Thanksgiving is a holiday that means little to me. I have no particularly fond memories of the day. My childhood memories are all blurred together by weeklong travels to Ft. Pierce so my parents could participate in the East Florida Primitive Baptist Association Convention. As a child that meant attending church services after church services, always on the prowl for another child to befriend. To pass notes with. Anything to stay awake during those long sermons that all merged into one. Thanksgiving dinner was usually shoved in between two of the monotonous services. Always carefully eating not to soil whatever pretty little dress I had on.

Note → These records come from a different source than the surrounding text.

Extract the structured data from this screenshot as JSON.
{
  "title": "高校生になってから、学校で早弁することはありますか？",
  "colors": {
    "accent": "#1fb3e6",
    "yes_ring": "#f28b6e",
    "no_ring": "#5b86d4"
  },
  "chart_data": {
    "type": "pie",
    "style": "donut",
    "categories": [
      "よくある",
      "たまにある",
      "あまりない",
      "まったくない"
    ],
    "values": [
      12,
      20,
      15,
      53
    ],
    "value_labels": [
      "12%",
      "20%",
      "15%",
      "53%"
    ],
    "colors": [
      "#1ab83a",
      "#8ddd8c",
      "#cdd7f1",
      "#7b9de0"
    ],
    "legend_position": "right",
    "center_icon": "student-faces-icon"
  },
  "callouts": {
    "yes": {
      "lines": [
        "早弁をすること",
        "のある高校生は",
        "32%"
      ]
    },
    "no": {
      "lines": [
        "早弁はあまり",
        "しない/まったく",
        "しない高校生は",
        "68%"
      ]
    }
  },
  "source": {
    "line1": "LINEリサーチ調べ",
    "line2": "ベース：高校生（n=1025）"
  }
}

The one time we didn’t go, my parents opted to attend my mother’s family reunion in South Carolina. The Thanksgiving dinner came from Cracker Barrel-which I boycotted. My meal for that day consisted of Frosted Flakes and Oreos…together. I know now that those aren’t a good combination. My subsequent sickness was not the highlight of the trip, the highlight came during the drive home. The windows in my father’s car broke and wouldn’t roll up. My brothers and I had to huddle together to remain warm with the 30 degree cold infiltrating the backseat.
Last year I was home in West Palm Beach for Thanksgiving , making it the second time I can remember being there for the holiday. And the first time I spent it with family. Spending holidays with family is usually code for me making a plate and bringing it back to my room to eat alone.
The revolutionary in me (which is sometimes subdued by the Republican in me) – is anti-Thanksgiving because of it racist and paternalistic origins. Shout out to those who participate in the National day of Mourning instead of Thanksgiving.
The Christian in me is anti-Thanksgiving because it promotes gluttony-one of the seven deadly sins.
The pork enthusiast in me is anti-Thanksgiving because it privileges turkey over the pig. And I hate Turkey…its so dry and a very awkward looking animal.
Here in Phoenix, away from family and friends, the desire to do anything on this day is at an all time low for me. None of the Thanksgiving day invites extended to me seemed appealing. Somehow eating with a bunch of semi-strangers who couldn’t or didn’t want to go home- didn’t sound too appealing. Especially since I am not sure what type of food white people eat for Thanksgiving…but I am sure it’s not fried and southern like I want it.
After reading some emails from a listserv/ yahoo group I am apart of, I reconsidered my pessimism and focused on what I am thankful for…
This year- 2010. I am thankful for two people who never ask or want me to be anything other than myself. Who give me space to grow and the courage to dream big. My biggest supporters/fans- My parents. They still manage to love me (no matter what) despite my many test of their love…
“Mom and Dad, I’m pregnant”
“Mom, I’m getting married-tomorrow”
“Mom, I am transgender”
“I’m a drug addict”
or whatever other foolishness I can make up as “confessions”
There answer is always “Ok, Tab-lets talk about it.” Despite the implausibility or unlikeliness of my “confessions”.
I will spend the majority of today home- writing papers and reading. Then dinner with my friend and her family (the only invitation from a real family/ black people I got). If I am productive enough maybe I will go out line dancing or for a drink.
To all who might be reading this- Have a Happy Thanksgiving. I hope you are spending it the way you want, with the people you want. If you can’t find anything to be thankful for, you can just be thankful for knowing Tab.